Sunday 1 May 2011

Greek Siren

I was trying hard not to comment on this because in a way, it's exactly up my street. It concerns perceptions of what a 'writer' is nowadays, as well as what constitutes an 'author'. Certainly under any normal criteria Jacqueline Howett would not be considered an author. Clearly struggling to write in the English language her tragi-comic attempts at poetry and novel-writing are so awful they defy satirising. Her self-penned blurb for her latest novel should tell you everything you need to know:

"What is an eighteen year old newly wed doing traveling on a massive merchant ship anyways? Hadn’t she gone to Greece on tour in a ballet as a dancer? These are questions Katy asks herself while traveling the high seas with Don, her chief officer. However, little do they know, a smuggling ring is also on board for this ride, on a blue diamond exchange. When explosions and threats to sink the ship also happen, they must try to save themselves."

No, what's really interesting is how a mildly critical review (I would say too uncritical, frankly) on an obscure blog has attracted scores of other self-published 'authors' to add interminable hooting dissent to Ms Howett's original - and clearly hysterical - comments. They are all too quick to condemn Howett's increasingly disjointed responses whilst at the same time clearly enjoying the company of fellow 'authors'. It was as if they had arrived at the scene of this literary accident and had been pleasantly surprised to see all their peers there, so then stood around nodding and agreeing with each other as the wreckage still smouldered.

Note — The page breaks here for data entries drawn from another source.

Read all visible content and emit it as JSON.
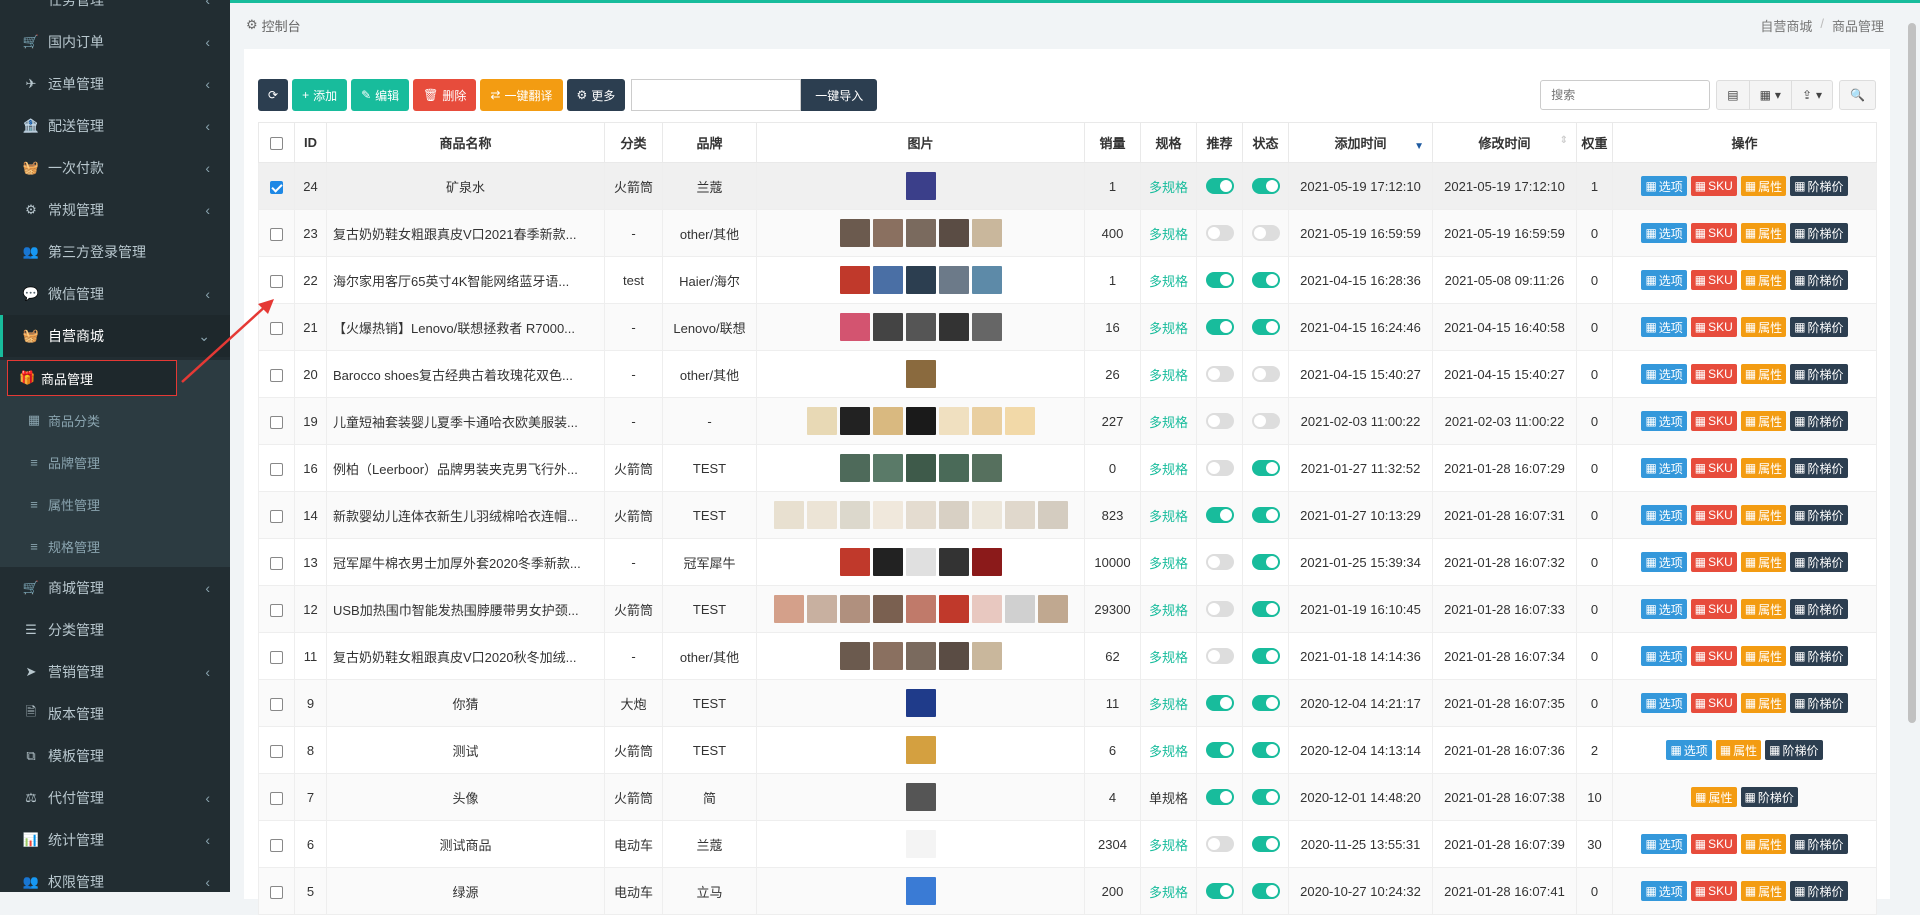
{
  "sidebar": {
    "items": [
      {
        "label": "任务管理",
        "icon": "",
        "chev": "‹"
      },
      {
        "label": "国内订单",
        "icon": "🛒",
        "chev": "‹"
      },
      {
        "label": "运单管理",
        "icon": "✈",
        "chev": "‹"
      },
      {
        "label": "配送管理",
        "icon": "🏦",
        "chev": "‹"
      },
      {
        "label": "一次付款",
        "icon": "🧺",
        "chev": "‹"
      },
      {
        "label": "常规管理",
        "icon": "⚙",
        "chev": "‹"
      },
      {
        "label": "第三方登录管理",
        "icon": "👥",
        "chev": ""
      },
      {
        "label": "微信管理",
        "icon": "💬",
        "chev": "‹"
      },
      {
        "label": "自营商城",
        "icon": "🧺",
        "chev": "⌄"
      }
    ],
    "subitems": [
      {
        "label": "商品管理",
        "icon": "🎁"
      },
      {
        "label": "商品分类",
        "icon": "▦"
      },
      {
        "label": "品牌管理",
        "icon": "≡"
      },
      {
        "label": "属性管理",
        "icon": "≡"
      },
      {
        "label": "规格管理",
        "icon": "≡"
      }
    ],
    "items2": [
      {
        "label": "商城管理",
        "icon": "🛒",
        "chev": "‹"
      },
      {
        "label": "分类管理",
        "icon": "☰",
        "chev": ""
      },
      {
        "label": "营销管理",
        "icon": "➤",
        "chev": "‹"
      },
      {
        "label": "版本管理",
        "icon": "🗎",
        "chev": ""
      },
      {
        "label": "模板管理",
        "icon": "⧉",
        "chev": ""
      },
      {
        "label": "代付管理",
        "icon": "⚖",
        "chev": "‹"
      },
      {
        "label": "统计管理",
        "icon": "📊",
        "chev": "‹"
      },
      {
        "label": "权限管理",
        "icon": "👥",
        "chev": "‹"
      }
    ]
  },
  "breadcrumb": {
    "left_icon": "⚙",
    "left": "控制台",
    "right": [
      "自营商城",
      "商品管理"
    ],
    "sep": "/"
  },
  "toolbar": {
    "refresh_icon": "⟳",
    "add": "添加",
    "add_icon": "+",
    "edit": "编辑",
    "edit_icon": "✎",
    "delete": "删除",
    "delete_icon": "🗑",
    "translate": "一键翻译",
    "translate_icon": "⇄",
    "more": "更多",
    "more_icon": "⚙",
    "import_input": "",
    "import": "一键导入",
    "search_placeholder": "搜索",
    "view_icon": "▤",
    "columns_icon": "▦",
    "export_icon": "⇪",
    "search_icon": "🔍"
  },
  "table": {
    "headers": [
      "ID",
      "商品名称",
      "分类",
      "品牌",
      "图片",
      "销量",
      "规格",
      "推荐",
      "状态",
      "添加时间",
      "修改时间",
      "权重",
      "操作"
    ],
    "sort_arrow": "▼",
    "op_labels": {
      "options": "选项",
      "sku": "SKU",
      "attr": "属性",
      "tier": "阶梯价"
    },
    "op_icons": {
      "options": "▦",
      "sku": "▦",
      "attr": "▦",
      "tier": "▦"
    },
    "rows": [
      {
        "id": "24",
        "name": "矿泉水",
        "center": true,
        "cat": "火箭筒",
        "brand": "兰蔻",
        "imgs": [
          "#3b3f8a"
        ],
        "sales": "1",
        "spec": "多规格",
        "rec": true,
        "status": true,
        "added": "2021-05-19 17:12:10",
        "modified": "2021-05-19 17:12:10",
        "weight": "1",
        "ops": [
          "options",
          "sku",
          "attr",
          "tier"
        ],
        "checked": true
      },
      {
        "id": "23",
        "name": "复古奶奶鞋女粗跟真皮V口2021春季新款...",
        "center": false,
        "cat": "-",
        "brand": "other/其他",
        "imgs": [
          "#6b5a4e",
          "#8a7060",
          "#7a6a5e",
          "#5a4c44",
          "#c9b79c"
        ],
        "sales": "400",
        "spec": "多规格",
        "rec": false,
        "status": false,
        "added": "2021-05-19 16:59:59",
        "modified": "2021-05-19 16:59:59",
        "weight": "0",
        "ops": [
          "options",
          "sku",
          "attr",
          "tier"
        ],
        "checked": false
      },
      {
        "id": "22",
        "name": "海尔家用客厅65英寸4K智能网络蓝牙语...",
        "center": false,
        "cat": "test",
        "brand": "Haier/海尔",
        "imgs": [
          "#c0392b",
          "#4a6fa5",
          "#2c3e50",
          "#6c7a89",
          "#5d8aa8"
        ],
        "sales": "1",
        "spec": "多规格",
        "rec": true,
        "status": true,
        "added": "2021-04-15 16:28:36",
        "modified": "2021-05-08 09:11:26",
        "weight": "0",
        "ops": [
          "options",
          "sku",
          "attr",
          "tier"
        ],
        "checked": false
      },
      {
        "id": "21",
        "name": "【火爆热销】Lenovo/联想拯救者 R7000...",
        "center": false,
        "cat": "-",
        "brand": "Lenovo/联想",
        "imgs": [
          "#d35470",
          "#444",
          "#555",
          "#333",
          "#666"
        ],
        "sales": "16",
        "spec": "多规格",
        "rec": true,
        "status": true,
        "added": "2021-04-15 16:24:46",
        "modified": "2021-04-15 16:40:58",
        "weight": "0",
        "ops": [
          "options",
          "sku",
          "attr",
          "tier"
        ],
        "checked": false
      },
      {
        "id": "20",
        "name": "Barocco shoes复古经典古着玫瑰花双色...",
        "center": false,
        "cat": "-",
        "brand": "other/其他",
        "imgs": [
          "#8a6a3e"
        ],
        "sales": "26",
        "spec": "多规格",
        "rec": false,
        "status": false,
        "added": "2021-04-15 15:40:27",
        "modified": "2021-04-15 15:40:27",
        "weight": "0",
        "ops": [
          "options",
          "sku",
          "attr",
          "tier"
        ],
        "checked": false
      },
      {
        "id": "19",
        "name": "儿童短袖套装婴儿夏季卡通哈衣欧美服装...",
        "center": false,
        "cat": "-",
        "brand": "-",
        "imgs": [
          "#e8d9b5",
          "#222",
          "#d9b980",
          "#1a1a1a",
          "#f0e0c0",
          "#e9cfa0",
          "#f2d9a8"
        ],
        "sales": "227",
        "spec": "多规格",
        "rec": false,
        "status": false,
        "added": "2021-02-03 11:00:22",
        "modified": "2021-02-03 11:00:22",
        "weight": "0",
        "ops": [
          "options",
          "sku",
          "attr",
          "tier"
        ],
        "checked": false
      },
      {
        "id": "16",
        "name": "例柏（Leerboor）品牌男装夹克男飞行外...",
        "center": false,
        "cat": "火箭筒",
        "brand": "TEST",
        "imgs": [
          "#4e6a5a",
          "#5a7a68",
          "#3e5a4a",
          "#4a6a58",
          "#56705e"
        ],
        "sales": "0",
        "spec": "多规格",
        "rec": false,
        "status": true,
        "added": "2021-01-27 11:32:52",
        "modified": "2021-01-28 16:07:29",
        "weight": "0",
        "ops": [
          "options",
          "sku",
          "attr",
          "tier"
        ],
        "checked": false
      },
      {
        "id": "14",
        "name": "新款婴幼儿连体衣新生儿羽绒棉哈衣连帽...",
        "center": false,
        "cat": "火箭筒",
        "brand": "TEST",
        "imgs": [
          "#e8e0d0",
          "#ece4d6",
          "#dcd8cc",
          "#f0e8dc",
          "#e4dcd0",
          "#d8d0c4",
          "#ece6da",
          "#e0d8cc",
          "#d4ccc0"
        ],
        "sales": "823",
        "spec": "多规格",
        "rec": true,
        "status": true,
        "added": "2021-01-27 10:13:29",
        "modified": "2021-01-28 16:07:31",
        "weight": "0",
        "ops": [
          "options",
          "sku",
          "attr",
          "tier"
        ],
        "checked": false
      },
      {
        "id": "13",
        "name": "冠军犀牛棉衣男士加厚外套2020冬季新款...",
        "center": false,
        "cat": "-",
        "brand": "冠军犀牛",
        "imgs": [
          "#c0392b",
          "#222",
          "#e0e0e0",
          "#333",
          "#8b1a1a"
        ],
        "sales": "10000",
        "spec": "多规格",
        "rec": false,
        "status": true,
        "added": "2021-01-25 15:39:34",
        "modified": "2021-01-28 16:07:32",
        "weight": "0",
        "ops": [
          "options",
          "sku",
          "attr",
          "tier"
        ],
        "checked": false
      },
      {
        "id": "12",
        "name": "USB加热围巾智能发热围脖腰带男女护颈...",
        "center": false,
        "cat": "火箭筒",
        "brand": "TEST",
        "imgs": [
          "#d4a08a",
          "#c8b0a0",
          "#b0907e",
          "#7a6050",
          "#c07a6a",
          "#c0392b",
          "#e8c8c0",
          "#d0d0d0",
          "#c0a890"
        ],
        "sales": "29300",
        "spec": "多规格",
        "rec": false,
        "status": true,
        "added": "2021-01-19 16:10:45",
        "modified": "2021-01-28 16:07:33",
        "weight": "0",
        "ops": [
          "options",
          "sku",
          "attr",
          "tier"
        ],
        "checked": false
      },
      {
        "id": "11",
        "name": "复古奶奶鞋女粗跟真皮V口2020秋冬加绒...",
        "center": false,
        "cat": "-",
        "brand": "other/其他",
        "imgs": [
          "#6b5a4e",
          "#8a7060",
          "#7a6a5e",
          "#5a4c44",
          "#c9b79c"
        ],
        "sales": "62",
        "spec": "多规格",
        "rec": false,
        "status": true,
        "added": "2021-01-18 14:14:36",
        "modified": "2021-01-28 16:07:34",
        "weight": "0",
        "ops": [
          "options",
          "sku",
          "attr",
          "tier"
        ],
        "checked": false
      },
      {
        "id": "9",
        "name": "你猜",
        "center": true,
        "cat": "大炮",
        "brand": "TEST",
        "imgs": [
          "#1f3b8a"
        ],
        "sales": "11",
        "spec": "多规格",
        "rec": true,
        "status": true,
        "added": "2020-12-04 14:21:17",
        "modified": "2021-01-28 16:07:35",
        "weight": "0",
        "ops": [
          "options",
          "sku",
          "attr",
          "tier"
        ],
        "checked": false
      },
      {
        "id": "8",
        "name": "测试",
        "center": true,
        "cat": "火箭筒",
        "brand": "TEST",
        "imgs": [
          "#d4a040"
        ],
        "sales": "6",
        "spec": "多规格",
        "rec": true,
        "status": true,
        "added": "2020-12-04 14:13:14",
        "modified": "2021-01-28 16:07:36",
        "weight": "2",
        "ops": [
          "options",
          "attr",
          "tier"
        ],
        "checked": false
      },
      {
        "id": "7",
        "name": "头像",
        "center": true,
        "cat": "火箭筒",
        "brand": "简",
        "imgs": [
          "#555"
        ],
        "sales": "4",
        "spec": "单规格",
        "rec": true,
        "status": true,
        "added": "2020-12-01 14:48:20",
        "modified": "2021-01-28 16:07:38",
        "weight": "10",
        "ops": [
          "attr",
          "tier"
        ],
        "checked": false
      },
      {
        "id": "6",
        "name": "测试商品",
        "center": true,
        "cat": "电动车",
        "brand": "兰蔻",
        "imgs": [
          "#f4f4f4"
        ],
        "sales": "2304",
        "spec": "多规格",
        "rec": false,
        "status": true,
        "added": "2020-11-25 13:55:31",
        "modified": "2021-01-28 16:07:39",
        "weight": "30",
        "ops": [
          "options",
          "sku",
          "attr",
          "tier"
        ],
        "checked": false
      },
      {
        "id": "5",
        "name": "绿源",
        "center": true,
        "cat": "电动车",
        "brand": "立马",
        "imgs": [
          "#3a7bd5"
        ],
        "sales": "200",
        "spec": "多规格",
        "rec": true,
        "status": true,
        "added": "2020-10-27 10:24:32",
        "modified": "2021-01-28 16:07:41",
        "weight": "0",
        "ops": [
          "options",
          "sku",
          "attr",
          "tier"
        ],
        "checked": false
      }
    ]
  },
  "colors": {
    "accent": "#18bc9c",
    "sidebar": "#222d32",
    "annotation": "#e53935"
  }
}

But the truth is stranger. Hardly any of the commentators joining in the melee are true published authors themselves, and a fair amount of their vitriol seems aimed at Howett showing them up as the amateurs they so obviously are. Grammar and spelling went out of the window in this parade of people who felt they had at last found someone so bad they could safely sneer from the sidelines, knowing that however unsuccessful and unrecognized they were, here at last was someone who was worse off. And in case Howett didn't realise this they spelt it out for her in no uncertain terms: the fact she would be 'blacklisted' by publishers world-wide, and would be forced to write under a pen-name from now on. One went so far as to say Howett had damaged the reputation of 'self-publishers' everywhere.

But of course, ironically, the more they did this, the more they tweeted about Howett, the more of these self-appointed literary critics and self-published authors came out of the woodwork. Big Al's page became a magnet for the unsung tens of thousands of people who think they can write or who think that their opinion on literary matters matters.

And it didn't rest there.
If you google 'Jacqueline Howett' now you will discover that numerous lit-bloggers have blogged about her. This is because it helps reinforce the illusion that these lit-blogs actually matter in the real literary world. Ironically you will also discover that if you google 'Jacqueline Howlett', 'Jaqueline Howett' or variations thereof more and different lit-blogs will appear - the ones written by people who have not checked the spelling of her name.

So in a way Howett has done everyone who inhabits the mediocre world of self-published 'authors' a favour. She has become the watermark against which they can measure themselves. It's only that the level is so extraordinarily low that pretty much everyone else in that world can now feel they are extremely talented.